Ricordavo il suo viso alla perfezione, il suo sorriso tagliente, gli occhi neri e profondi, ma vivacissimi. C'era chi ci prendeva per fratelli, tanto finimmo per essere simili nei modi di fare.
- Si chiama Kim. Kim Villeneuve. Fu la prima persona che incontrai quando iniziai a frequentare la scuola ... lui si avvicinò a me, vidi il suo sguardo mentre incontrava il mio, ed emanava una sorta di riconoscimento ... come se fossimo stati legati da qualcosa. Non saprei come spiegartelo in modo più chiaro. -
Liv pendeva dalla mie parole, i suoi occhi erano fissi su di me. Perfino il vento sembrava essersi fermato, adesso.

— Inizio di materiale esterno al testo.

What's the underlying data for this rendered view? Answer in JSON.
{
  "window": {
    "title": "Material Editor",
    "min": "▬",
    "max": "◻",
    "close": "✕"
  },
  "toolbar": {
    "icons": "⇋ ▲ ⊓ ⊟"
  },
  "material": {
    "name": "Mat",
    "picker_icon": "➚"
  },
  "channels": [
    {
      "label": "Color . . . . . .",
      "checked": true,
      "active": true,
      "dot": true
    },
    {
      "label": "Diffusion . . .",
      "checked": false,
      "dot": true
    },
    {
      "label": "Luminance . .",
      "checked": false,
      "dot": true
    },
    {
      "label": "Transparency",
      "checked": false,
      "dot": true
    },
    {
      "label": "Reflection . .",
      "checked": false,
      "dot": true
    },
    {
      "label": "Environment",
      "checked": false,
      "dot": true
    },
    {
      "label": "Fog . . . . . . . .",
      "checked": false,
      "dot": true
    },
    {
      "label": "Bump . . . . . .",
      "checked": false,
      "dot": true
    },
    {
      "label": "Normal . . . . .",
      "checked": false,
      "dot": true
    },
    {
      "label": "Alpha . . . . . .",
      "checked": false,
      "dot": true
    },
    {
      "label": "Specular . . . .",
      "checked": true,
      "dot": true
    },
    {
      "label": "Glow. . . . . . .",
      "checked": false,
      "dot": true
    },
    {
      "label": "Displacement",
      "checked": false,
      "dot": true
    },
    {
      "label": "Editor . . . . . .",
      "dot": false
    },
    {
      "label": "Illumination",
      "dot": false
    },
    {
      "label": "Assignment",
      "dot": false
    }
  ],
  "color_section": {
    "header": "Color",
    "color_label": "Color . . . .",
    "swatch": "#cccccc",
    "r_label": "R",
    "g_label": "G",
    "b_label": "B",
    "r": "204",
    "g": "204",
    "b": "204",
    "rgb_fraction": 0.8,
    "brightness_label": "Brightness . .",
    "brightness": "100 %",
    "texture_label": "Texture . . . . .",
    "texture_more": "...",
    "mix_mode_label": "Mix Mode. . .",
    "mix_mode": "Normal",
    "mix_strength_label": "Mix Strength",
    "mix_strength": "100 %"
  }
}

- Era un periodo strano quello di New York, non saprei neppure come spiegartelo, Liv, eravamo fatti praticamente da mattina a sera. Lui dormiva da me, io dormivo da lui, vivevamo in simbiosi noi due. Eravamo dei ragazzini certo, ma non ci riconoscevamo con la gente che avevamo intorno, neanche di striscio. Era come se facevamo parte di un universo completamente diverso, noi due. La nostra amicizia crebbe, si consolidò con il passare dei mesi. Non c'era niente che io non avrei fatto per lui, lo stesso valeva per Kim. -
Per un attimo non riuscii più a trovare le parole. Era la prima volta che ne parlavo con qualcuno. E mi scoprii ancora profondamente toccato da quanto era successo in quegli anni. C'era una cosa di cui non avrei parlato mai a Liv, l'unica cosa che avrebbe potuto ferirla ancora di più di quello che stavo per dirle.
Era un segreto, tra tre persone. Adesso due, pensai.

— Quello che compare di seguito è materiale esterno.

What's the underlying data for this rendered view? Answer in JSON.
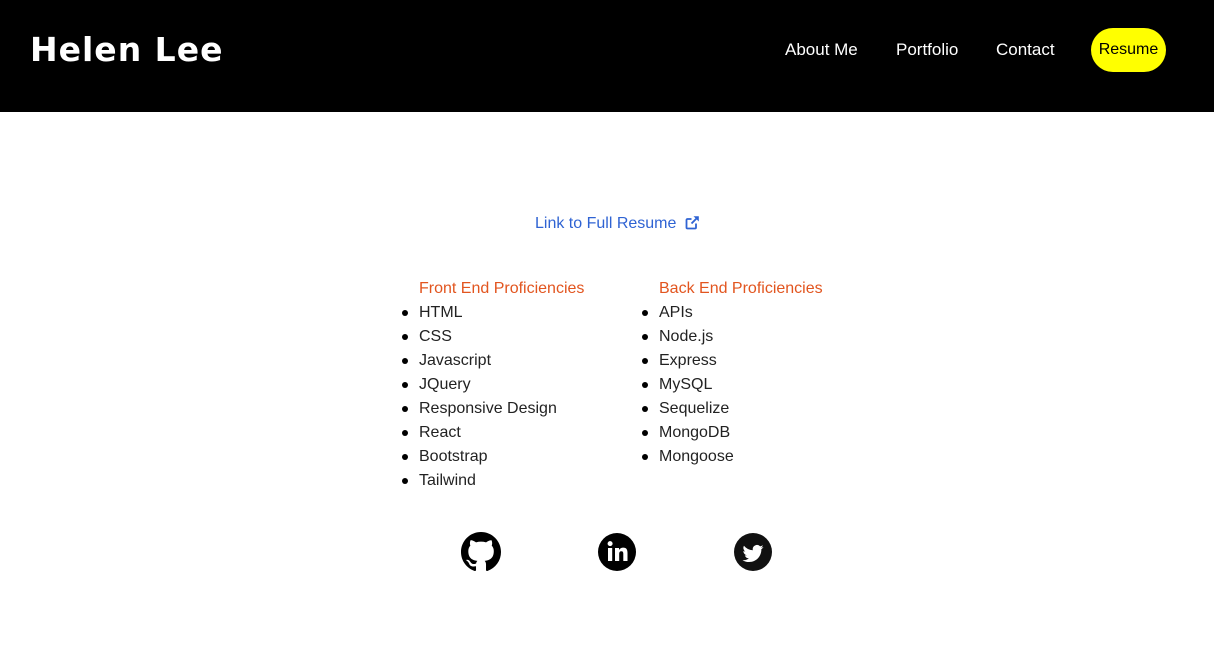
{
  "header": {
    "brand": "Helen Lee",
    "nav": {
      "about": "About Me",
      "portfolio": "Portfolio",
      "contact": "Contact"
    },
    "resume_button": "Resume"
  },
  "main": {
    "resume_link": "Link to Full Resume",
    "front_end": {
      "heading": "Front End Proficiencies",
      "items": [
        "HTML",
        "CSS",
        "Javascript",
        "JQuery",
        "Responsive Design",
        "React",
        "Bootstrap",
        "Tailwind"
      ]
    },
    "back_end": {
      "heading": "Back End Proficiencies",
      "items": [
        "APIs",
        "Node.js",
        "Express",
        "MySQL",
        "Sequelize",
        "MongoDB",
        "Mongoose"
      ]
    }
  },
  "social": {
    "icons": [
      "github-icon",
      "linkedin-icon",
      "twitter-icon"
    ]
  },
  "colors": {
    "nav_background": "#000000",
    "resume_button": "#ffff00",
    "link": "#2f63d3",
    "heading_accent": "#e2551f"
  }
}
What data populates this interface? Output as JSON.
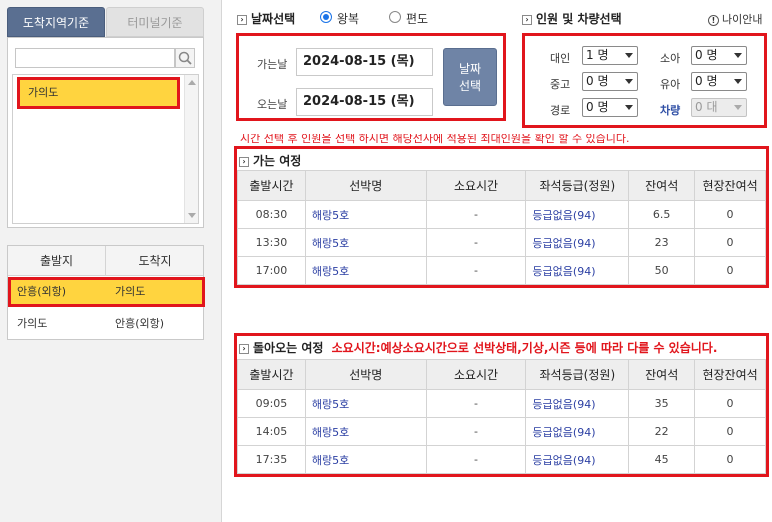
{
  "sidebar": {
    "tabs": [
      {
        "label": "도착지역기준",
        "active": true
      },
      {
        "label": "터미널기준",
        "active": false
      }
    ],
    "search": {
      "placeholder": "",
      "value": ""
    },
    "regions": [
      "가의도"
    ],
    "route_headers": {
      "departure": "출발지",
      "arrival": "도착지"
    },
    "routes": [
      {
        "departure": "안흥(외항)",
        "arrival": "가의도",
        "selected": true
      },
      {
        "departure": "가의도",
        "arrival": "안흥(외항)",
        "selected": false
      }
    ]
  },
  "date_section": {
    "title": "날짜선택",
    "trip_options": [
      {
        "label": "왕복",
        "selected": true
      },
      {
        "label": "편도",
        "selected": false
      }
    ],
    "go_label": "가는날",
    "go_value": "2024-08-15 (목)",
    "return_label": "오는날",
    "return_value": "2024-08-15 (목)",
    "button_label_line1": "날짜",
    "button_label_line2": "선택"
  },
  "pax_section": {
    "title": "인원 및 차량선택",
    "age_info_label": "나이안내",
    "fields": [
      {
        "label": "대인",
        "value": "1 명"
      },
      {
        "label": "소아",
        "value": "0 명"
      },
      {
        "label": "중고",
        "value": "0 명"
      },
      {
        "label": "유아",
        "value": "0 명"
      },
      {
        "label": "경로",
        "value": "0 명"
      },
      {
        "label": "차량",
        "value": "0 대",
        "disabled": true
      }
    ]
  },
  "notice": "시간 선택 후 인원을 선택 하시면 해당선사에 적용된 최대인원을 확인 할 수 있습니다.",
  "columns": [
    "출발시간",
    "선박명",
    "소요시간",
    "좌석등급(정원)",
    "잔여석",
    "현장잔여석"
  ],
  "outbound": {
    "title": "가는 여정",
    "rows": [
      {
        "time": "08:30",
        "ship": "해랑5호",
        "duration": "-",
        "grade": "등급없음(94)",
        "seats": "6.5",
        "onsite": "0"
      },
      {
        "time": "13:30",
        "ship": "해랑5호",
        "duration": "-",
        "grade": "등급없음(94)",
        "seats": "23",
        "onsite": "0"
      },
      {
        "time": "17:00",
        "ship": "해랑5호",
        "duration": "-",
        "grade": "등급없음(94)",
        "seats": "50",
        "onsite": "0"
      }
    ]
  },
  "inbound": {
    "title": "돌아오는 여정",
    "note": "소요시간:예상소요시간으로 선박상태,기상,시즌 등에 따라 다를 수 있습니다.",
    "rows": [
      {
        "time": "09:05",
        "ship": "해랑5호",
        "duration": "-",
        "grade": "등급없음(94)",
        "seats": "35",
        "onsite": "0"
      },
      {
        "time": "14:05",
        "ship": "해랑5호",
        "duration": "-",
        "grade": "등급없음(94)",
        "seats": "22",
        "onsite": "0"
      },
      {
        "time": "17:35",
        "ship": "해랑5호",
        "duration": "-",
        "grade": "등급없음(94)",
        "seats": "45",
        "onsite": "0"
      }
    ]
  },
  "colors": {
    "highlight_border": "#e1151c",
    "selected_fill": "#ffd43f",
    "tab_active": "#5a6f91",
    "link": "#2b3fa3"
  }
}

- Se era tuo amico, Micah. Perché l'hai fatto? Perché? - Liv era spaesata.
Mi chiesi se il suo amore per me sarebbe svanito non appena avesse saputo come stavano le cose.
- Kim era distrutto in quel periodo. Era a pezzi, continuava ad implorarmi affinché lo punissi ... -
- Cosa? Perché? -
Trattenni un attimo il respiro. Le mezze verità erano bugie? Non sapevo stabilirlo.
- Perché si sentiva responsabile ... -
- Per cosa? - Liv era confusa.
- Non lo so esattamente. Ma voleva qualcuno che lo punisse per questo. Noi due frequentavamo dei posti da schifo in quel periodo. Tra questi c'era una sorta di club privato, dove la gente pagava per picchiarsi e farsi picchiare, probabilmente il proprietario aveva preso ispirazione da "Fight Club". Non saprei dirlo. Lui continuava a farsi massacrare in quel postaccio. Mi disse che in quel modo combatteva il senso di colpa che non voleva lasciarlo e inoltre faceva pressione su di me. Voleva che fossi io a farlo, Liv. Ero l'unico amico che gli fosse rimasto ... si aspettava che fossi io a punirlo. A concedergli una sorta di perdono che la vita gli negava. -
- Non capisco ... -
- Ah, non mi aspetto che tu capisca, Liv. Eravamo fatti e su di giri. Però sapevo che si sarebbe fatto ammazzare un giorno di quelli ... un pugno ben piazzato in testa e Kim sarebbe morto. -
- Quindi hai deciso di punirlo in quel modo. -
Annuii. Era la cosa più simile alla verità che avrei potuto dirle in quel momento.
- Eravamo a scuola, seduti insieme come sempre, c'erano delle provette di acido che avrebbe dovuto usare per non so quale stupido esperimento. Kim continuava a gongolare, mi sussurrava all'orecchio mille modi in cui avrebbe potuto uccidersi se non l'avessi punito. Ed io credevo alle sue parole. Chiunque l'avesse conosciuto anche solo la metà di quanto lo avessi fatto io, ci avrebbe creduto ad occhi chiusi.
Così afferrai la provetta e in un attimo la svuotai sul suo viso. -
Liv era rimasta immobile, agghiacciata. Sapevo che non avrebbe aggiunto altro per molto e molto tempo. Stava accanto a me, ma il suo corpo era rigido, freddo.